The author thoroughly illustrates the concept of normalization as a method for increasing the quality of a database design. He goes through the development of six normal forms and describes the issues that these normal forms resolve. This is perhaps a little advanced for most actuaries, but it is interesting reading if one is willing to devote the effort.
Finally, Watson provides an “SQL playbook” that contains 61 sample queries that should handle most of the data manipulation tasks that an actuary may encounter.
Section 3, “Database Architectures and Implementations,” deals with more of the technical aspects of data management such as data structures and storage. It also provides a decent background on data processing architectures such as client/server technology. If nothing else, this section and Section 4 define much of the terminology that is used in many IT shops today. This is of great use to actuaries who need to understand the key concepts of various technologies to liaise with their IT departments.
Watson devotes a chapter in this section to object-oriented (OO) data management. He does a good job of describing the OO paradigm and then contrasting it with the relational paradigm. Since the relational model is primarily used in data management, and the OO model is used primarily in software engineering, Watson posits that it is important to be able to translate between the two. Among the differences he cites is that the OO paradigm has its basis in the software engineering principles of coupling, cohesion, and encapsulation, while the relational paradigm is based on the mathematical concepts of set theory.
Section 4, “Organizational Memory Technologies,” covers a potpourri of technologies. Watson devotes a chapter in this section that touches on data warehousing, data mining, and the multi-dimensional database (MDDB) or cube environment. Given that MDDB is (arguably) the best storage arrangement for actuarial triangles, this section should be of great interest to actuaries. Unfortunately, it barely scratches the surface on data warehousing and data mining. He also devotes two chapters to the Internet and provides some extensive examples on how to use SQL within Java. Finally, he closes the section with a good treatment of XML (extensible markup language) and its emerging use as a data management standard.
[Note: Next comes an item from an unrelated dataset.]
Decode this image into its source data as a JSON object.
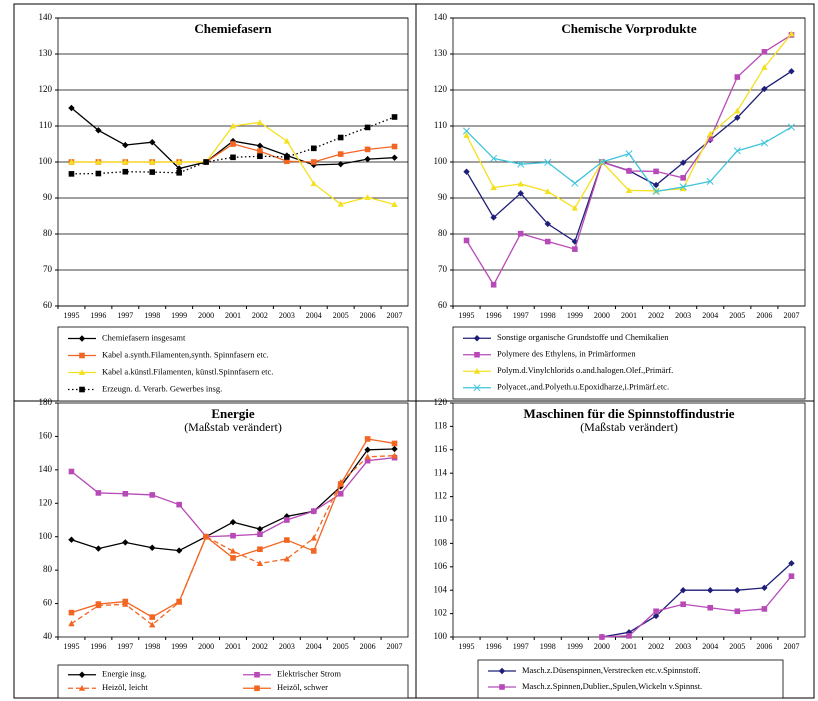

The final section, “Managing Organizational Memory,” covers two topics that most actuaries should find of interest: data integrity and data administration. In this time when actuaries are being asked to become advocates for data quality, it is important for them to understand what data quality really means. Watson states that maintaining data integrity involves three goals:
Protecting the existence of the data so it is available whenever it is needed;
Maintaining the quality of the data so that it is accurate, complete, and current; and
Ensuring confidentiality of data so that only those authorized can access it.
He then describes many techniques to achieve these goals.
The author also covers what he calls the 18 dimensions of data quality. As an example, let’s look at three of the dimensions—Accuracy, Timeliness, and Accessibility—and what conditions Watson sets for high quality (see Table 1).
These three dimensions, as well as the other 15 dimensions outlined in the book, are an ongoing pursuit and not a destination. It is worthwhile for actuaries to look at all 18 dimensions and see how each of their organization’s data stacks up against them.
Overall, I would highly recommend Data Management: Databases and Organization to those actuaries who are interested in learning more about the principles and challenges of data management.